Quando se formou em agosto, a palestina Sara al Saqqa, 31 anos, fez história ao se tornar a primeira cirurgiã a se formar na Faixa de Gaza.

"Tinha muitas ambições e ideias sobre como melhorar os cuidados de saúde", diz ela, que esperava um dia abrir sua própria clínica.

Mas, oito semanas depois, seu único desejo era de que a sua família sobrevivesse aos ataques de Israel.

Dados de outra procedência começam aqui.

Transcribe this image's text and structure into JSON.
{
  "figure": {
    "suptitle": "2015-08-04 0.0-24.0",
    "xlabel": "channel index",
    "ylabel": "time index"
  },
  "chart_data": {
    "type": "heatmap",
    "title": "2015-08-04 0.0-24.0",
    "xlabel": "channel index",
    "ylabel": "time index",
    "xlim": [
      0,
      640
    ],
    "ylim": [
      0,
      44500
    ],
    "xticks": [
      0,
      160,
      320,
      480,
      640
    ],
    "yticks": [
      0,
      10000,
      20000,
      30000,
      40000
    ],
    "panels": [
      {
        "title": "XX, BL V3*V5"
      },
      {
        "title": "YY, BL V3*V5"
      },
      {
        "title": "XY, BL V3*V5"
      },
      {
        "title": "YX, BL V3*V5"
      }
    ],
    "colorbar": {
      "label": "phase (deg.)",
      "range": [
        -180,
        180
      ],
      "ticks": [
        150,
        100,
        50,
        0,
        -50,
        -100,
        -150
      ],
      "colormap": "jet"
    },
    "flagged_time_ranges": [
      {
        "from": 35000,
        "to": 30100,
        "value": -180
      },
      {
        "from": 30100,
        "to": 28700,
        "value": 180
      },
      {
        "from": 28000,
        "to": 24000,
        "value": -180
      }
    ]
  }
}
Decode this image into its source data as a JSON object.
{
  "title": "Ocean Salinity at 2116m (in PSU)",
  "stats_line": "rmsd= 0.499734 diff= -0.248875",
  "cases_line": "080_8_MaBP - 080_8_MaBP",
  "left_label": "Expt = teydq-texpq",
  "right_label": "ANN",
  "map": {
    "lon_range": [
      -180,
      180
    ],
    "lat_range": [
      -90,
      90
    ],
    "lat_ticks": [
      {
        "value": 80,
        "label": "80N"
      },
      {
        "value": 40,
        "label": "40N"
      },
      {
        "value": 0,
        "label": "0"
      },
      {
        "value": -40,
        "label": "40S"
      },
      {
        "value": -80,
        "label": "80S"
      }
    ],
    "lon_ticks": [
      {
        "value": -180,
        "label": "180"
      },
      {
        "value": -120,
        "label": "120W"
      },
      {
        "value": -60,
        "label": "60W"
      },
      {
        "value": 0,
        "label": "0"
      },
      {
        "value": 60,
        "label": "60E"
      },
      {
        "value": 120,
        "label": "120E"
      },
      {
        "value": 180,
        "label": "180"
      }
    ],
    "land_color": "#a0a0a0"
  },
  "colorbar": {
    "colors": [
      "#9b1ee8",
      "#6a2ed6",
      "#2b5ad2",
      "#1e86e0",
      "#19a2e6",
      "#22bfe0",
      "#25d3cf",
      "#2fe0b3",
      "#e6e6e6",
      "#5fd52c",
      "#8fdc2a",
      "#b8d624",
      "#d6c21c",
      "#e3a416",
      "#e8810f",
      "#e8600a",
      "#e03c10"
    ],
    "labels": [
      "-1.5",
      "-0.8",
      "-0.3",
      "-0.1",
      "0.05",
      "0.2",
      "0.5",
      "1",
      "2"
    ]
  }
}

"As prioridades de todos mudaram e agora só pensamos em permanecer vivos".

Sara trabalhou no maior hospital de Gaza, Al Shifa, no norte do território, desde que se formou.

No dia 7 de outubro, ela estava de folga e se lembra de ver sua irmã mais nova, de 17 anos, se arrumando para ir para a escola.

"Mas começamos a ouvir bombardeios e não a deixamos ir", diz ela.

Desde então, os ataques aéreos e as invasões terrestres de Israel reduziram grande parte de Gaza a escombros, matando 20 mil pessoas, segundo o Ministério da Saúde controlado pelo Hamas.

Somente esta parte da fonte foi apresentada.